Restait l’exécution de ce plan. Une fois qu’il l’eut arrêté dans son esprit, l’Espagnol rompit pour la première fois le silence.

« Sot et maladroit ! murmura-t-il assez haut pour que Cuchillo l’entendît.

— Est-ce de moi que Votre Seigneurie daigne parler ? demanda le bandit d’un ton où l’humilité du moment le disputait à son impudence ordinaire.

— Et de qui parlerais-je, s’il vous plaît, si ce n’est de l’homme qui ne sait ni pénétrer un ennemi par la ruse, ni s’en défaire par la force ? Une femme eût accompli ce que vous n’avez su faire. Je vous l’avais dit : cet enfant est un géant près de vous, et sans moi…

— Je ne nie pas que votre intervention ne m’ait été utile, interrompit Cuchillo ; mais aussi, sans votre intervention sur la route de la Poza, Tiburcio ne serait pas pour nous un ennemi à craindre.

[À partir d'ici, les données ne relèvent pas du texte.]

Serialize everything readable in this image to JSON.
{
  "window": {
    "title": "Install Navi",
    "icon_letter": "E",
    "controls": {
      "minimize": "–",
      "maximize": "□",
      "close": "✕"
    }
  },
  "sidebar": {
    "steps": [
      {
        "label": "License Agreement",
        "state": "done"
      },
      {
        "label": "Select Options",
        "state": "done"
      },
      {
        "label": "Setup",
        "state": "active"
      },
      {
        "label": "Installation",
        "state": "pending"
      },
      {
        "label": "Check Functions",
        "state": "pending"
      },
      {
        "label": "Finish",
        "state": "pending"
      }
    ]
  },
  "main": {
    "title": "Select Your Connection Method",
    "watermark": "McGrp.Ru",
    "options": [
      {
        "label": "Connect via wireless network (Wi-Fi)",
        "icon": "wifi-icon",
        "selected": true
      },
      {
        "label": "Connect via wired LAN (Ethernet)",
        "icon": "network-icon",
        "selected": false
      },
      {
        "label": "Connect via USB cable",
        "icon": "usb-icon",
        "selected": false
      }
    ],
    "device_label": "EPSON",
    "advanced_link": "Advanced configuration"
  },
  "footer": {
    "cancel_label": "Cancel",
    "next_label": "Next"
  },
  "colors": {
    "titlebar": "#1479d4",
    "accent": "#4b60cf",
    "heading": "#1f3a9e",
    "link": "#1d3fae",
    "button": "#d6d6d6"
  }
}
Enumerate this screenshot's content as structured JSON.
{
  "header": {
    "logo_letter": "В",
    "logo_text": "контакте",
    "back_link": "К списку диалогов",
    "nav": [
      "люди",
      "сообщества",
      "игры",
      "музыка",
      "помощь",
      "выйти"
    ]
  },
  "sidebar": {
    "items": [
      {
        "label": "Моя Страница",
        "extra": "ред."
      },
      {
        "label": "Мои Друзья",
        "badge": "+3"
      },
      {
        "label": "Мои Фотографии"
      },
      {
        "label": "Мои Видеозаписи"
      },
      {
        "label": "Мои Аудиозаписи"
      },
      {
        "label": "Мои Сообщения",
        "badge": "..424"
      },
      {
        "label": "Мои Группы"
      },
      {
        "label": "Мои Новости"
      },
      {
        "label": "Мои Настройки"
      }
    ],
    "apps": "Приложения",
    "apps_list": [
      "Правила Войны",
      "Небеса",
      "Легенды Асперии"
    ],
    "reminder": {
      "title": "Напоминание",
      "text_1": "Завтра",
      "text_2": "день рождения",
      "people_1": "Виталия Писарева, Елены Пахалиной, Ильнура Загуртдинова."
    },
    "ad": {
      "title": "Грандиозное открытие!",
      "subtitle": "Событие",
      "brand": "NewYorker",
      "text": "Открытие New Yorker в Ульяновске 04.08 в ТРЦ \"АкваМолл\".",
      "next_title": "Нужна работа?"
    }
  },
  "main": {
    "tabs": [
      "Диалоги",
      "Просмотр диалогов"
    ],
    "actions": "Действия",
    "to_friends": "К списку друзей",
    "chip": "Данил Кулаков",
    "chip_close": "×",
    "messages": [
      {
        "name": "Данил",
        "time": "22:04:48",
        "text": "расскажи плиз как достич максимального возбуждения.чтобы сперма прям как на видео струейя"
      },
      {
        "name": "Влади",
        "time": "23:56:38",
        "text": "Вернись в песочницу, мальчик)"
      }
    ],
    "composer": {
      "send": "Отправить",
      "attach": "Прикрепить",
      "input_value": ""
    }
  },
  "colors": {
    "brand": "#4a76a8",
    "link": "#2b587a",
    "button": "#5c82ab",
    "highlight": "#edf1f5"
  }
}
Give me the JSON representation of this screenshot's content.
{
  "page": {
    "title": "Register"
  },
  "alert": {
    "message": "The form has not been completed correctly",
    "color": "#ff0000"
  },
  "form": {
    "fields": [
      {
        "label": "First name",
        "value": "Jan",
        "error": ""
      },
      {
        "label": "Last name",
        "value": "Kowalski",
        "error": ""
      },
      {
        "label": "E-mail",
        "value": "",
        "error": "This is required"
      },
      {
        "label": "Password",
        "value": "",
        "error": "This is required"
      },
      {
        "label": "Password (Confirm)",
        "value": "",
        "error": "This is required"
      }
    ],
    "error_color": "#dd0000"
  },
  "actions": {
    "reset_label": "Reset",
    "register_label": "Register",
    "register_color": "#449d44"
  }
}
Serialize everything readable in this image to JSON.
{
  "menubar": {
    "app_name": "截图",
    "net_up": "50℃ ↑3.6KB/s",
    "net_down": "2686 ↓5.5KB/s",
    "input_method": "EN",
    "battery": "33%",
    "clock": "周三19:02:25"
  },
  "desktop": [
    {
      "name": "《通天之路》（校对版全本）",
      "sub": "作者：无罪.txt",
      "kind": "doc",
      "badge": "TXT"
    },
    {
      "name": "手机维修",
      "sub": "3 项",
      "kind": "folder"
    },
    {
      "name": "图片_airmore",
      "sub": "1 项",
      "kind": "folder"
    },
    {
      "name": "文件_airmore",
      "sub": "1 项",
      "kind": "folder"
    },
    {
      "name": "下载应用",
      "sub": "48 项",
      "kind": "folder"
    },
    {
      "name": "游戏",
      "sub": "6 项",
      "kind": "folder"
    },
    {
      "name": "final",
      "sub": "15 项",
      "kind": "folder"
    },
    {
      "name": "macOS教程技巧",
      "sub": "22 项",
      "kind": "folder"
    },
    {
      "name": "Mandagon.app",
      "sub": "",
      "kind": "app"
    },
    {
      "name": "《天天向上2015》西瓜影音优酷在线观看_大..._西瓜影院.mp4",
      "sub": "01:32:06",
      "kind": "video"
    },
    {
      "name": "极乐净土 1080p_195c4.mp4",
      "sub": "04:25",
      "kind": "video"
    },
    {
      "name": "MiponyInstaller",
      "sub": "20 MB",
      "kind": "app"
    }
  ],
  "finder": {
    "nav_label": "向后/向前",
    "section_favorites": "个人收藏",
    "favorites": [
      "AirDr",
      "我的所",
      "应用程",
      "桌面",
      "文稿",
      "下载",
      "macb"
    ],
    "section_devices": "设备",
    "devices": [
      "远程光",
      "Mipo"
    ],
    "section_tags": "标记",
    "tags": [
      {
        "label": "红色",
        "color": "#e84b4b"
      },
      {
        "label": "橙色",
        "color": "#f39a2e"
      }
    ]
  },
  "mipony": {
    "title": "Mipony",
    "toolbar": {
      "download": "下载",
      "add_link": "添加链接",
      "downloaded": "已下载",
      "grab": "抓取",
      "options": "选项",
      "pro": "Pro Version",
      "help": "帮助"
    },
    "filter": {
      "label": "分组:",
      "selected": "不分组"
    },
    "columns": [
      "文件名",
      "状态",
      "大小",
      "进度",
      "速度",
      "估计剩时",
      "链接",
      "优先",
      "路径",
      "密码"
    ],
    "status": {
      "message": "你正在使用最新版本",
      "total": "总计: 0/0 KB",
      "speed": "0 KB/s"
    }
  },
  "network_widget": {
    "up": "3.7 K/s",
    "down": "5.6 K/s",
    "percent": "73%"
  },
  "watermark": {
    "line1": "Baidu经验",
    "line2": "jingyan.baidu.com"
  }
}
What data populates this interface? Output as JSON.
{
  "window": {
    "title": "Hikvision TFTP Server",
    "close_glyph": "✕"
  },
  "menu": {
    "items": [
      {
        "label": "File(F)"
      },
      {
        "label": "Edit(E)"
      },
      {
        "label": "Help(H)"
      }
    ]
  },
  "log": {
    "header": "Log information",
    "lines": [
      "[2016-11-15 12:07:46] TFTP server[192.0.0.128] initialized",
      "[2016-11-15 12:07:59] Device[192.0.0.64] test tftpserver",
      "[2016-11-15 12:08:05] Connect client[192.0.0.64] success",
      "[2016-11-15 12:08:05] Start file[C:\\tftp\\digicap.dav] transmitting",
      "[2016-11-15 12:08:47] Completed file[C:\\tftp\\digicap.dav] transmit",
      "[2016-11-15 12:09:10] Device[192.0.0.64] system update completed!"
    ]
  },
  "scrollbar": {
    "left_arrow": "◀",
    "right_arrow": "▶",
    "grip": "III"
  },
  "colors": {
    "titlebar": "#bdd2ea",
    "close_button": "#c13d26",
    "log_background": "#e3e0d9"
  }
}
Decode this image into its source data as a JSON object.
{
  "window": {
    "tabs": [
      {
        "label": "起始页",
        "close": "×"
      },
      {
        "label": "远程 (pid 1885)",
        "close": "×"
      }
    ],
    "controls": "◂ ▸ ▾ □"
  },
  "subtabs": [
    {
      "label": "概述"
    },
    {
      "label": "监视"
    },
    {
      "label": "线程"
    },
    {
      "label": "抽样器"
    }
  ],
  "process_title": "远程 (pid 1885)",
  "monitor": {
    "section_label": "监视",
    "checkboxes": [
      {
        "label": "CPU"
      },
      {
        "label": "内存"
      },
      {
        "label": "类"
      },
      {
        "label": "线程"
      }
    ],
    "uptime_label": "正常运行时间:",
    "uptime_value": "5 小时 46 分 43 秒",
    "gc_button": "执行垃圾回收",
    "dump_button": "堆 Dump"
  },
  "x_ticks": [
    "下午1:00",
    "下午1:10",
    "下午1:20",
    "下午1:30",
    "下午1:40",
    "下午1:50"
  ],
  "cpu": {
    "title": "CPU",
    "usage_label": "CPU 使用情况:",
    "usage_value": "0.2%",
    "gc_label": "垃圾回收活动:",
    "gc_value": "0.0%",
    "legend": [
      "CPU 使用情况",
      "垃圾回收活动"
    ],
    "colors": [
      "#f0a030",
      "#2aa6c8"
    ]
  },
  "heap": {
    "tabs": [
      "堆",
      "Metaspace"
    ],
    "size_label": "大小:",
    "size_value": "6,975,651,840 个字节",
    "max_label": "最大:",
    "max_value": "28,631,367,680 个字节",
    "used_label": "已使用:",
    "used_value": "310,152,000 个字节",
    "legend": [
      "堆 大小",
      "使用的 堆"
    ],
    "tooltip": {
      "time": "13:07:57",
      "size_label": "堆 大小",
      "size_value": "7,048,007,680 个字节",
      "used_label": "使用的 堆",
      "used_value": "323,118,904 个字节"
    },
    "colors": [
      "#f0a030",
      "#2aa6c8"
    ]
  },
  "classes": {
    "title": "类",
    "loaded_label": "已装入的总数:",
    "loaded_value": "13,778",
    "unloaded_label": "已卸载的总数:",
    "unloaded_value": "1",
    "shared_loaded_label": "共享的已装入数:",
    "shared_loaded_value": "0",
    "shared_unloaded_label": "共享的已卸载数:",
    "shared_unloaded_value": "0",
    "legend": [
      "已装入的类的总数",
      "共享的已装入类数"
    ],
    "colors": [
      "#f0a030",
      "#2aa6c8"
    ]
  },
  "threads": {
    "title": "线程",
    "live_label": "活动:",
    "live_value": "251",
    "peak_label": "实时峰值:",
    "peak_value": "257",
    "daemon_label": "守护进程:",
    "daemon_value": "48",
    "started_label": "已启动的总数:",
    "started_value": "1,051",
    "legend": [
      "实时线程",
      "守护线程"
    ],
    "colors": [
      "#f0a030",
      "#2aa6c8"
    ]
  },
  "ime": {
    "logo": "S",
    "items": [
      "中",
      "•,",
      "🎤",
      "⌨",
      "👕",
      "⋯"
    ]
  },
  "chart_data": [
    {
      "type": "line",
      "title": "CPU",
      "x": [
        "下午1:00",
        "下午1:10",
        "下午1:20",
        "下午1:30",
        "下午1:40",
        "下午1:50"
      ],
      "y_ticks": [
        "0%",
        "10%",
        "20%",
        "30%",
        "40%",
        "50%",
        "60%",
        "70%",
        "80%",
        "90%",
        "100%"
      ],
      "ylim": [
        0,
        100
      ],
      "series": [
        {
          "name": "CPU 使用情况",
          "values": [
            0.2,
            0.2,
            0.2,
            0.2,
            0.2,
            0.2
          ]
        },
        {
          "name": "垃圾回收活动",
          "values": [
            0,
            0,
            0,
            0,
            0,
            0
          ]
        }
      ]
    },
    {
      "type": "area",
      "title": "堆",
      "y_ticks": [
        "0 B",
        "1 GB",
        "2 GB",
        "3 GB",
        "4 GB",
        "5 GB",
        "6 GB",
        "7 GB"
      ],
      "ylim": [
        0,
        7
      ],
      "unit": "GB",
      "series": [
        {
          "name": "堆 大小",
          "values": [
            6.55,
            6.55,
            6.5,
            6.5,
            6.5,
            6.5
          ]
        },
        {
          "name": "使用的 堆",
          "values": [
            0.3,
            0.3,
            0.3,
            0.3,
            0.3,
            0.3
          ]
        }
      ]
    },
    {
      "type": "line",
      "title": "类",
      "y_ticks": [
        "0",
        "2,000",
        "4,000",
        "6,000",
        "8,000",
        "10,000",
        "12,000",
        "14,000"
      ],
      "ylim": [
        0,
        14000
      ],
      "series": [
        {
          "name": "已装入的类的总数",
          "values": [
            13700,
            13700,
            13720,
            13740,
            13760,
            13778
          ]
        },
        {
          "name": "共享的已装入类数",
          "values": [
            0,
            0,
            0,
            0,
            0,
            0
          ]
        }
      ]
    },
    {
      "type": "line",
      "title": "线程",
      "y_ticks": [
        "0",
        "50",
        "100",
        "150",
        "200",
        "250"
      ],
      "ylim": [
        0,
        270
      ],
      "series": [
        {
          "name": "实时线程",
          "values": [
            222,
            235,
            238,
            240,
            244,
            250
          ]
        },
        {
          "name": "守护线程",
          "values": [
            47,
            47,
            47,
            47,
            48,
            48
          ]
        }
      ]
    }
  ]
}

— Comment cela ? demanda don Estévan.

— Hier soir, quand je le ramenais en croupe à votre bivac, le jeune homme m’avait menacé, outragé dans mon honneur, et j’allais terminer nos différends par un bon coup de carabine, quand votre envoyé, Benito, l’admirateur des tigres, est venu nous rejoindre de votre part avec un cheval et de l’eau ; je dus renoncer à mon projet. C’était le seul bon, seigneur don Estévan ; la vertu nous porte malheur, cela sort de nos attributions.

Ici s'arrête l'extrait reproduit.